Creativity and creative ideas don’t spring from nowhere. They need fertile soil to take root in. For us, that means research, insight, and strategy.
Strategy is always the first step in our creative process. When we start work on a brand, whether for an organisation or a campaign, we start with three questions:
Who’s the audience?
What does it need to communicate?
And what is the context – what other brands and messages are competing for the same audience’s attention?
Those three questions guide our research, revealing insights that help us form the idea at the heart of the brand.
There’s a notion that leading with strategy makes the creative work less … creative. That the strategy constrains the creativity, turning something that should be inspired and expressive into something more like painting by numbers.
But ask anyone involved in a creative pursuit and they’ll tell you that constraints and parameters are vital for creativity. There’s nothing less inspiring than a blank canvas.
And while our work is creative, inspiring and expressive, it’s also a commercial service. We commit to delivering it within a certain timeframe to help our clients achieve their goals. Starting with strategy gets us focused as early as possible on what we need to do creatively to achieve those goals.

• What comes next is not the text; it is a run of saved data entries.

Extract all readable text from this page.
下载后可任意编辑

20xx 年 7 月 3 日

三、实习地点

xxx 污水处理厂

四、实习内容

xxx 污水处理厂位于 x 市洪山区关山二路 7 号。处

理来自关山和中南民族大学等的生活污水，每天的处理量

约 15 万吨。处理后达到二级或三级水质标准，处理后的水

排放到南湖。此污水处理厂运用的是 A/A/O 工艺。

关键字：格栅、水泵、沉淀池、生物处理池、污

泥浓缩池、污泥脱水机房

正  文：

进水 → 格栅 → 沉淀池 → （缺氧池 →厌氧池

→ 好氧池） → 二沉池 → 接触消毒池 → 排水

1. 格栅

It means we don’t waste our clients’ time waiting and hoping the muse will inspire us. It gives us a better chance of presenting something that’s right first time. And it streamlines decision-making.
Decisions about creative work can all too easily become about individual reviewers’ personal taste, which can lead to deadlock, followed by dilution of the work to try to please everyone. But when there’s a clear strategy behind the work, the discussion can focus on whether it could deliver on that strategy more powerfully, rather than on the associations it sparks in individual people.
We’re a creative bunch, and we’ve found that this way of working makes the best use of our creativity. Research and insight show us what matters; and instead of spreading ourselves thin, trying to fill an entire blank canvas, we can focus the full force of our creativity on those key elements.